I’m beginning to think that maybe the ‘bad’ family history (if it is actually ‘bad’) is one of issues with clotting rather than heart issues. Yes, in some cases, such as mine, the clots lead to heart problems, but maybe the real cause is the clotting.
There are a whole host of clotting disorders that people can suffer from. Some of these are inherited, genetic conditions. As with all medical conditions the diagnosis and treatment varies depending on the exact nature. There are various tests that can be performed to help with diagnosis. As far as I know, no one in our family has ever been tested for such things.
You know what that means don’t you? Time for me to do some research, find out what the various tests entail and then speak to my GP or cardiologist to find out what we can do. The tests might do no more than rule out these clotting disorders as an issue, but you never know, they may just pick something up. If they do and there’s something that can be done to control it then that’ll be good.
I’m currently on Ticagrelor, a drug that slows the blood’s clotting action by making platelets less sticky. This is prescribed as a matter of course following the insertion of stents and is prescribed for a period of a year after the angioplasty. That means I’ll be due to stop this drug in June. I will of course be consulting my cardiologist about this before it stops. I’ll be highlighting my observations above about clotting in the family and asking if, in light of this stopping the Ticagrelor is a good idea. I’ll also be asking about the implications of staying on it long term and how we can monitor my clotting ability if we do stop it.
Sometimes the procedures that the NHS follows do seem to be a one-size fits all approach. I’ve had a heart attack, I’ve had stents fitted, so I’m on the same cocktail of drugs as everyone else who has been through the same procedure.
That approach gets us back on track and works for the majority of people in my situation. The majority of people in my situation were also unfit, overweight, elderly, smokers or had some other underlying issues that led to a heart attack in the first place. Many have a combination of the prior risks. I can see why the NHS provide the same treatment for everyone, they don’t have the resources to fully investigate every case, especially when the majority of them will have the same outcomes.
I’m not convinced however that the treatment should be the same for everyone. Some people are outliers and these should be investigated more fully. Sometimes I feel as though it needs to be a more personalised service. I had none of these risk factors, so maybe the underlying cause was a little different to the majority?
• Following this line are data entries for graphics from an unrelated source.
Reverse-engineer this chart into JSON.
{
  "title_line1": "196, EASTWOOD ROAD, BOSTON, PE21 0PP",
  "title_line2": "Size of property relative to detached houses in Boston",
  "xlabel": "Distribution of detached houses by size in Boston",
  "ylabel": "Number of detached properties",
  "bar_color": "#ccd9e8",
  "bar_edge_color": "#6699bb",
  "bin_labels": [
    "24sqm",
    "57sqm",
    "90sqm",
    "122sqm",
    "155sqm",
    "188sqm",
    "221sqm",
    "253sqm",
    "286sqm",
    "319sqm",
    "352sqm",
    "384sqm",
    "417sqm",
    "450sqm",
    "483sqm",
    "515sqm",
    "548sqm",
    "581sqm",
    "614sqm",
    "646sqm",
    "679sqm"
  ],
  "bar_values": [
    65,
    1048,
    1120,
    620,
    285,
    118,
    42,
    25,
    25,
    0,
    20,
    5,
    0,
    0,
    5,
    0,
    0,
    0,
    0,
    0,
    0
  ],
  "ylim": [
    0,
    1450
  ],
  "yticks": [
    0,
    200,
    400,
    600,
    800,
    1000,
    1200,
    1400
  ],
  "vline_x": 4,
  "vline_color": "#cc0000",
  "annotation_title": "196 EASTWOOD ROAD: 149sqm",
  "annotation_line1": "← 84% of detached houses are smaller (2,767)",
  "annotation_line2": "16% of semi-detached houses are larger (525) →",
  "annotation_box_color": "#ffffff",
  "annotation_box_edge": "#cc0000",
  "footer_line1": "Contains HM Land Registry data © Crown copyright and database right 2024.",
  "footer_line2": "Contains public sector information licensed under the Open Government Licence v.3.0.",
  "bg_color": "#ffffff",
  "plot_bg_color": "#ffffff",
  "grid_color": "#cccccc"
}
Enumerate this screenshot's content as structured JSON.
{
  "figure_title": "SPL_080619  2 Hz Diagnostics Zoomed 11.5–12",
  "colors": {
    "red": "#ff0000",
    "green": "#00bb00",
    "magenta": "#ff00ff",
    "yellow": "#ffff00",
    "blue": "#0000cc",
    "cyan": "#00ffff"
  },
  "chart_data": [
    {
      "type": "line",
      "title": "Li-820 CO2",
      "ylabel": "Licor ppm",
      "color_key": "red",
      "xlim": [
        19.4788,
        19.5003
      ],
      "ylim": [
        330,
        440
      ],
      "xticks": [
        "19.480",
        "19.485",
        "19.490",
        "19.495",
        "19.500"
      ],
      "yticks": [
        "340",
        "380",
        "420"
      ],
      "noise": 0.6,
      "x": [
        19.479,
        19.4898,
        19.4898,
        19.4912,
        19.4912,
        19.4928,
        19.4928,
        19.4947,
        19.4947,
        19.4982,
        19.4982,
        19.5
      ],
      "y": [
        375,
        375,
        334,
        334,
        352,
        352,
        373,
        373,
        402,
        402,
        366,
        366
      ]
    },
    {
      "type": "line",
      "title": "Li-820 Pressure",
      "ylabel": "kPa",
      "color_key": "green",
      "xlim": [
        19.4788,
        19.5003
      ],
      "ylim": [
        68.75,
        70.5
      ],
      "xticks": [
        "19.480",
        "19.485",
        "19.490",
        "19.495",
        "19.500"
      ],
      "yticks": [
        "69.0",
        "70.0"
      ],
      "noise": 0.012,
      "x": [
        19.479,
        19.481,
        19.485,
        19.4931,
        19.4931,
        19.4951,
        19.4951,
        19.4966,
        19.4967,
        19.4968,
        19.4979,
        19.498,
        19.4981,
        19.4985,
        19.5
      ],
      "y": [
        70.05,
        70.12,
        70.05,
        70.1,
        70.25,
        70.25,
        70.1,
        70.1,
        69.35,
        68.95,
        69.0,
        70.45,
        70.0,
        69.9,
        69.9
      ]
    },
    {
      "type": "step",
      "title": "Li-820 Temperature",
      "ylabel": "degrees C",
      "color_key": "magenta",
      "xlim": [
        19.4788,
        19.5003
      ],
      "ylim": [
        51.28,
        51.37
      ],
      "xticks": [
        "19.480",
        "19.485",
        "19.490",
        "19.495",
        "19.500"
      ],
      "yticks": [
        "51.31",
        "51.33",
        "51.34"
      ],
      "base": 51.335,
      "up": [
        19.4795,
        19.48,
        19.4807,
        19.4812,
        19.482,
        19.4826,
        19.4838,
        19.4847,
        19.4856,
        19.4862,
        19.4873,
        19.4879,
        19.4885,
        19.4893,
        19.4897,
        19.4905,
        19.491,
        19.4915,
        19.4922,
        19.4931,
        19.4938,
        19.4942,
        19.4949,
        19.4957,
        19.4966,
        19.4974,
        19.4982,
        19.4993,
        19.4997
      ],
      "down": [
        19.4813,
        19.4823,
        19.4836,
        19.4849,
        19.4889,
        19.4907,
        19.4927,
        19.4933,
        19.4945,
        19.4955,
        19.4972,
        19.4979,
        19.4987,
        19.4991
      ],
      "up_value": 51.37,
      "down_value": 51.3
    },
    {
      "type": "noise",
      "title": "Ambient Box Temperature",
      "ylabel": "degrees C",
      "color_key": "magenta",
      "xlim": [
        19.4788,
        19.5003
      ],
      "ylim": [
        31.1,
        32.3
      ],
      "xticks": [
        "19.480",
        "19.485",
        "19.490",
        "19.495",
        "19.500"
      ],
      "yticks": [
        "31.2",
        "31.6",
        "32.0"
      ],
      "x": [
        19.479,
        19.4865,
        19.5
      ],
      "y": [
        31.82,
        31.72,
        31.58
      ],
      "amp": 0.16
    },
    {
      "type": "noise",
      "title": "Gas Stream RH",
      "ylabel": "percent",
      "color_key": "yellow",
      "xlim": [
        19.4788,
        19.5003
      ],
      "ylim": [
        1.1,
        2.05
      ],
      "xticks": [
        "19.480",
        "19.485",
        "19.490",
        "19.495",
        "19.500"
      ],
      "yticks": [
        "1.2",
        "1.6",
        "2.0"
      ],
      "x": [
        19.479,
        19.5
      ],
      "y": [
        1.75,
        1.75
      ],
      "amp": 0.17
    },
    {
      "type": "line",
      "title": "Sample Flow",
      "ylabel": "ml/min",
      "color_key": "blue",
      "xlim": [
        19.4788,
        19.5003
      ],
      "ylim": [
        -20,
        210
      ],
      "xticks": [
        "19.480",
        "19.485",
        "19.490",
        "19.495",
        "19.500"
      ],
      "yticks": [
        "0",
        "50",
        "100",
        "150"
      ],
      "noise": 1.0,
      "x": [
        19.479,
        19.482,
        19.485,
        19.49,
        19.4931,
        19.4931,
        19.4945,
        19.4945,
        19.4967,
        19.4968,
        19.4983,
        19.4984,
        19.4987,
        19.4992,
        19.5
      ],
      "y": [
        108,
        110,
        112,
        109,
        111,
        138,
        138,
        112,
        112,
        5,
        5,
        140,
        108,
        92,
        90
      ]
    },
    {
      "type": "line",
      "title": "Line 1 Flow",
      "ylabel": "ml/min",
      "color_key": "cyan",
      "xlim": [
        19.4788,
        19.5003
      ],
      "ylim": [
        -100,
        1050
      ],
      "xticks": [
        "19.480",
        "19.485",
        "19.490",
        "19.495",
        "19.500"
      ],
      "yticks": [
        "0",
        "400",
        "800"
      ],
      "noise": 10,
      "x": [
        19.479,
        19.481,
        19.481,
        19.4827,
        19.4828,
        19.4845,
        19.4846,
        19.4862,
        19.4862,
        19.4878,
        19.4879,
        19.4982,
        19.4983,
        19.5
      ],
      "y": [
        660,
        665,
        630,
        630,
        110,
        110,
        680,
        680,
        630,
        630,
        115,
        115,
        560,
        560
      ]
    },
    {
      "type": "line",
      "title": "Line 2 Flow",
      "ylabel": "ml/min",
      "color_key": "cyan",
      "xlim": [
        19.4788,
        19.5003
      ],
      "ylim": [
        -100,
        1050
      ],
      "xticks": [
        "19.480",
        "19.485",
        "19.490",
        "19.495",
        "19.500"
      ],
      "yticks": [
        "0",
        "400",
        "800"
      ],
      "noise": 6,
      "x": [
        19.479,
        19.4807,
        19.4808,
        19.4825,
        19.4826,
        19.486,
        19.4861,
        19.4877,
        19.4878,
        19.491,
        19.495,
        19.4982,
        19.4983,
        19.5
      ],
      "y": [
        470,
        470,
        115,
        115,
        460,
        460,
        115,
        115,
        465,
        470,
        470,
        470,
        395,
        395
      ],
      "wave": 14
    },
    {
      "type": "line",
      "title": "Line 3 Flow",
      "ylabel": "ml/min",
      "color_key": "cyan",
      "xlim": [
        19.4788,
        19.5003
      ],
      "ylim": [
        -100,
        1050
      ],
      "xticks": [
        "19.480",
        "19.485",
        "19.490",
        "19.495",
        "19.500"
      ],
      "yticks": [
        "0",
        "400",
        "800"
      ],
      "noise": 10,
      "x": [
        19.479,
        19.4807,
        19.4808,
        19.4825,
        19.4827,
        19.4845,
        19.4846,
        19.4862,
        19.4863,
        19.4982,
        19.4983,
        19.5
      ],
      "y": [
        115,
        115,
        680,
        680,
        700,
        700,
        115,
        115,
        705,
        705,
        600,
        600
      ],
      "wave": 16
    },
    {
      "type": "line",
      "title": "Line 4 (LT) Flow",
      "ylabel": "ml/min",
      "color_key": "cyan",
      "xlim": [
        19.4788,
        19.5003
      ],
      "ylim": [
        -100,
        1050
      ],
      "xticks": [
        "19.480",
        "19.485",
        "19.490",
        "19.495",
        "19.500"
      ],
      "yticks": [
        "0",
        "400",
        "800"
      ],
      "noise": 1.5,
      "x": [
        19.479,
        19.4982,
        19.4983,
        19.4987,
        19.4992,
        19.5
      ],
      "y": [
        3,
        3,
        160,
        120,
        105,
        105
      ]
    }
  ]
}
If so, maybe there should be more investigations into the actual cause. This might have findings that mean that maybe the treatment could be adjusted accordingly. Who knows, if it highlights an underlying genetic clotting issue then it might be a helpful diagnosis for everyone in the family.
Lots to think about, lots of questions to answer, but maybe clotting is the issue. It’s an avenue that’s worth exploring if nothing else.